Suara sember Pinto disusul sorakan Dika dan riuhnya tepuk tangan dari kedua temannya itu membuat Johar bergegas keluar dari kamar mandi. Masih dalam balutan handuk sebatas pinggang ke bawah, lelaki itu melangkah panjang-panjang ke arah balkon samping kamarnya dan mendapati Bria sedang dikerumuni dua bocah norak yang mengacak-acak rambut dan menepuk-nepuk bahu Bria. Johar melihat Bria jauh lebih kurus dengan kulit yang lebih gelap dari terakhir kali mereka bertemu. Namun, wajah gadis itu terlihat bahagia. Senyumnya melebar saat Pinto, yang biasanya adalah musuh bebuyutan Bria, mengangkat tangan mengajak gadis itu bertooss ria. Dika kemudian memeluk gadis itu, membisiki sesuatu entah apa di telinganya. Johar melihat Bria kemudian mengangguk-angguk dan mengulas senyum begitu Dika melerai pelukannya. Saat itulah Bria menoleh padanya. Agak berkerenyit begitu sepasang mata besar indah itu jatuh ke arah handuk Johar lantas gadis itu mengangkat alisnya tinggi-tinggi.

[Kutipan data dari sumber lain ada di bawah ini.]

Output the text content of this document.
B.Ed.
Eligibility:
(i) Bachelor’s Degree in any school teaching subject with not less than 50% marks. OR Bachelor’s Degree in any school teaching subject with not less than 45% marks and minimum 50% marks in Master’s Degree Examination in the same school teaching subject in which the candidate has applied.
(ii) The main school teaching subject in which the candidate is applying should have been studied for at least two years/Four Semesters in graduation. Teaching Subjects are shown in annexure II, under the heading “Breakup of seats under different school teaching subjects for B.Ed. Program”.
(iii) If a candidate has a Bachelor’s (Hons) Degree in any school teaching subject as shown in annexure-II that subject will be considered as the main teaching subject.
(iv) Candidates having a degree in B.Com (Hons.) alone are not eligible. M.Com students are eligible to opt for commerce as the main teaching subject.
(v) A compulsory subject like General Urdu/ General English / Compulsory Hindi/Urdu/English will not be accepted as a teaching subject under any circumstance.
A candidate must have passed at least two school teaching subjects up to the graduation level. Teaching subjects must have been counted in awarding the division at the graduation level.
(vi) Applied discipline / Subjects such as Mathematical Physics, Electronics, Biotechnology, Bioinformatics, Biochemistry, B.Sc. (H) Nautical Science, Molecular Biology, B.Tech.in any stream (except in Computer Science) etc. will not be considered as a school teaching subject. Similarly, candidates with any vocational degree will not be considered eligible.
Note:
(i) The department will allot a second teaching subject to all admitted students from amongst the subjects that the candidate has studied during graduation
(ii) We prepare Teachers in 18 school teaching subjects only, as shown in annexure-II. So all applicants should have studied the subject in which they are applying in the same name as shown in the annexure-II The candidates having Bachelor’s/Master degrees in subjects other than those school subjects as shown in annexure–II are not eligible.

"Ha-haaii, Bii ...," geragap Johar, "bentar yak, gue pakai baju dulu."

Johar menghilang ke dalam kamar. Sekian menit kemudian ia kembali dengan memakai kaus oblong dan celana selutut. Wangi sabun mandi membuai cuping hidung Bria ketika Johar dengan penuh semangat mengusir Pinto yang duduk di sebelah Bria dan sedang asyik mencela-cela gadis itu seperti biasa. Meski setengah bersungut-sungut karena kesenangannya menjaili Bria diganggu, toh, Pinto pindah juga. Bersama-sama Dika, ia duduk di pagar balkon sambil menggenjreng gitar dan bernyanyi dengan sumbang.